EU regulators have cleared Microsoft’s $75bn acquisition of Activision Blizzard, breaking from the UK and US which are holding up the gaming industry’s biggest-ever deal.

Margrethe Vestager, the EU’s competition chief, said on Monday that Microsoft had made a series of concessions to alleviate its concerns, including allowing all European consumers who purchase an existing or future Activision game to stream it on all cloud game streaming providers for 10 years.

Officials in Brussels took a sharply different view on the cloud gaming market to their peers in the UK, where the Competition and Markets Authority had deemed Microsoft’s concessions insufficient to address fears that the deal would cement its dominance of the nascent industry.

“Even if Microsoft did decide to withdraw Activision’s games from the PlayStation, this would not significantly harm competition in the consoles market,” the EU said in a statement, despite that issue being the focus of US regulators’ concerns.

Vestager added she was comfortable with arriving at a different conclusion to the US Federal Trade Commission and the CMA, which has argued that Microsoft might make Activision’s games exclusive to its own cloud gaming service.

“I think it’s really important that we own this decision,” said Vestager. “We think this is a good remedy and we think it’s pro-competitive.”

The EU’s decision to clear the transaction removes an important hurdle for Microsoft and Activision, which have said they remain committed to a transaction that would create the third-biggest gaming company by revenue, behind China’s Tencent and Japan’s Sony.

However, it remains unclear how the companies will be able to overcome the objections of UK and US regulators.

In the UK, Microsoft and Activision are appealing the CMA’s decision, but can only do so on procedural grounds. UK regulators have sought significant remedies, such as forcing the sale of the Call of Duty franchise, a move that the companies believe would render the deal unworkable.

“All options are on the table,” said a person with direct knowledge of Microsoft’s thinking.

Microsoft president Brad Smith said: “The European Commission has required Microsoft to license popular Activision Blizzard games automatically to competing cloud gaming services. This will apply globally and will empower millions of consumers worldwide to play these games on any device they choose.”

“The EC conducted an extremely thorough, deliberate process to gain a comprehensive understanding of gaming,” said Bobby Kotick, Activision Blizzard’s chief executive.

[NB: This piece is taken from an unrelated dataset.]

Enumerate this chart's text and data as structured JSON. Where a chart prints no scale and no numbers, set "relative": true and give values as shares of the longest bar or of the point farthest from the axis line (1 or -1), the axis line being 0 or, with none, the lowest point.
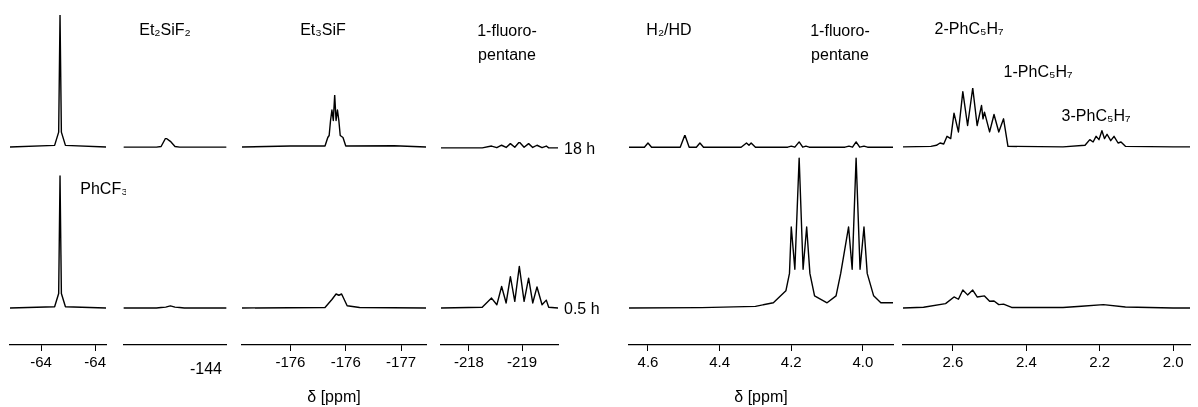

After criticising the CMA’s decision and suggesting it showed the UK was “clearly closed for business”, Kotick said: “We intend to meaningfully expand our investment and workforce throughout the EU . . . We expect these teams to grow and prosper given their governments’ firm but pragmatic approach to gaming.”

The EU decision comes despite opposition from other groups, mainly Japan’s Sony, who accused Microsoft of misleading regulators of its promises to give access to Call of Duty to other platforms. The EU did agree with UK authorities that the dominance of Sony’s PlayStation removed any competition concerns from the deal in the console market.

Microsoft has already struck licensing deals with cloud games platforms including Nvidia’s GeForce Now and has committed to extending the same rights to any future companies that launch a rival service over the next decade.

No games made by Activision Blizzard are available on cloud platforms, so the European Commission hopes that the proposal will boost competition in what one official called a “very limited” but “growing” and “innovative” part of the market.

The move comes as antitrust authorities around the world provide tougher scrutiny of Big Tech deals. “Regulators want to send the signal that the tech party is over,” said a regulator in reference to the UK blocking the deal earlier.

Vestager said the main focus of its investigation was on the impact of the deal in cloud gaming, after dismissing concerns about potential harms to the console market. The EU determined that it would be too detrimental to Activision’s profits for Microsoft to pull Call of Duty from PlayStation consoles, which outsell Xbox four to one in the European market.

One EU official suggested that the CMA had “overstated” Microsoft’s share of the cloud game streaming market, suggesting that the 60 to 70 per cent estimate stated by the UK regulator in its final ruling included many subscribers to Microsoft’s Game Pass subscription service who do not actually use the cloud gaming features of the product.

“For us, it’s not a separate market, it’s a segment of the overall market,” the official said.

To proceed with the deal, Microsoft and Activision Blizzard must now defeat US and UK regulators in the courts. In the UK, both companies have hired top barristers to argue their case at the Competition Appeal Tribunal, which will determine whether the CMA’s decision was lawful by analysing the agency’s decision-making procedures.

In the US case, the FTC’s arguments remain focused on consoles, despite both the UK and now EU determining that the risk to Sony from the deal is limited given the PlayStation’s dominant market share.